Proposals for a Chinese army of 50 million were tendered, but were unrealistic given the utter lack of equipment and
infrastructure necessary to support so many men in the field. In fact, General Stilwell and other American advisors repeatedly
suggested that the Chinese should reduce the size of their army to about 100 higher quality divisions (rather than the 300+
ineffective divisions that existed in the mid to late war period).
The Hwang Ho Dikes:
On June 20, 1938, the nationalist government demonstrated that it understood the meaning of total war. In an unprecedented sacrifice of
civilian and military life and incalculable damage to property and country side, the KMT had the Hwang Ho dikes destroyed just
north of Kaifeng. From a military point of view, the strategy worked brilliantly. The Japanese advance was stopped cold in
the face of the onrushing flood waters and the assault on Wuhan (the Hankow, Hanyang, Wuchang tri-city area) was delayed for
three months while the Japanese re-planned their advance to circumnavigate the new river course. Throughout the war, the
Japanese never advanced beyond the new course of the Hwang Ho and were forced to trek hundreds of miles north or south to
move further west.

However, the destruction of the dikes has been bitterly criticized for its blatant disregard of life. In fact, the nationalist
government for many years denied any prior knowledge of the event. The flood waters wrought more suffering on the Chinese
peasants of the area than the Japanese ever did. Some 4 to 5 thousand villages and 11 towns were washed away. Over 2
million Chinese were left homeless and destitute. Some estimates of the number of deaths range as high as 440,000. A
number of military units, both Japanese and Chinese, were also caught and destroyed in the floodwaters.

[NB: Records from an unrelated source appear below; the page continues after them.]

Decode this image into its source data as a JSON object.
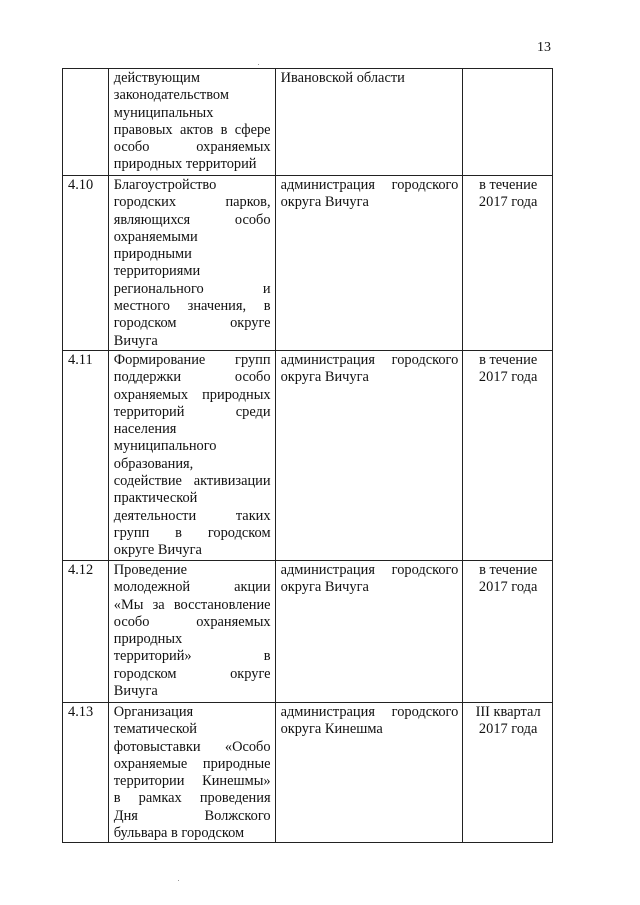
{
  "page_number": "13",
  "rows": [
    {
      "num": "",
      "description": [
        "действующим",
        "законодательством",
        "муниципальных",
        "правовых актов в сфере",
        "особо охраняемых",
        "природных территорий"
      ],
      "responsible": [
        "Ивановской области"
      ],
      "deadline": [],
      "height": 107
    },
    {
      "num": "4.10",
      "description": [
        "Благоустройство",
        "городских парков,",
        "являющихся особо",
        "охраняемыми",
        "природными",
        "территориями",
        "регионального и",
        "местного значения, в",
        "городском округе",
        "Вичуга"
      ],
      "responsible": [
        "администрация городского",
        "округа Вичуга"
      ],
      "deadline": [
        "в течение",
        "2017 года"
      ]
    },
    {
      "num": "4.11",
      "description": [
        "Формирование групп",
        "поддержки особо",
        "охраняемых природных",
        "территорий среди",
        "населения",
        "муниципального",
        "образования,",
        "содействие активизации",
        "практической",
        "деятельности таких",
        "групп в городском",
        "округе Вичуга"
      ],
      "responsible": [
        "администрация городского",
        "округа Вичуга"
      ],
      "deadline": [
        "в течение",
        "2017 года"
      ]
    },
    {
      "num": "4.12",
      "description": [
        "Проведение",
        "молодежной акции",
        "«Мы за восстановление",
        "особо охраняемых",
        "природных",
        "территорий» в",
        "городском округе",
        "Вичуга"
      ],
      "responsible": [
        "администрация городского",
        "округа Вичуга"
      ],
      "deadline": [
        "в течение",
        "2017 года"
      ]
    },
    {
      "num": "4.13",
      "description": [
        "Организация",
        "тематической",
        "фотовыставки «Особо",
        "охраняемые природные",
        "территории Кинешмы»",
        "в рамках проведения",
        "Дня Волжского",
        "бульвара в городском"
      ],
      "responsible": [
        "администрация городского",
        "округа Кинешма"
      ],
      "deadline": [
        "III квартал",
        "2017 года"
      ]
    }
  ]
}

The Chinese people of the area never forgave the Nationalist government for what they viewed as irresponsible and
unconscionable actions. After the conclusion of the war with Japan, this area, remembering the events of the spring of 1938,
was one of the first regions to go staunchly Communist.

The frontline soldier:
The Chinese supply situation was debilitating to the effectiveness of their military operations. Moreover, as the war
progressed, the various authorities in China, and the KMT itself, became increasingly corrupt, and the distribution of supply and
equipment became more of a political activity than a military activity. "Under combat conditions the Chinese soldier was
weak from hunger and exhaustion. He was night-blind from deficiencies in his diet - no meat, almost no fats, few vegetables,
and no sugar. He was badly clothed, often nearly in rags.""Large quantities of small arms ammunition were wasted by
poorly fed soldiers who removed bullets from cartridge cases to satisfy their craving for salt with the taste of gunpowder." "On
his first contact with the Chinese army in the field, a shocked American officer referred to what he saw as a 'goddam medieval
mob' - a not too inaccurate description." "The [Chinese] soldier knew from bitter experience that his own people scorned his lot,
hated him for foraging to provide himself with the barest necessities, and despised him as a member of the lowest stratum
of society, for Confucius had pronounced that good iron went into plowshares, poor iron into swords and spears."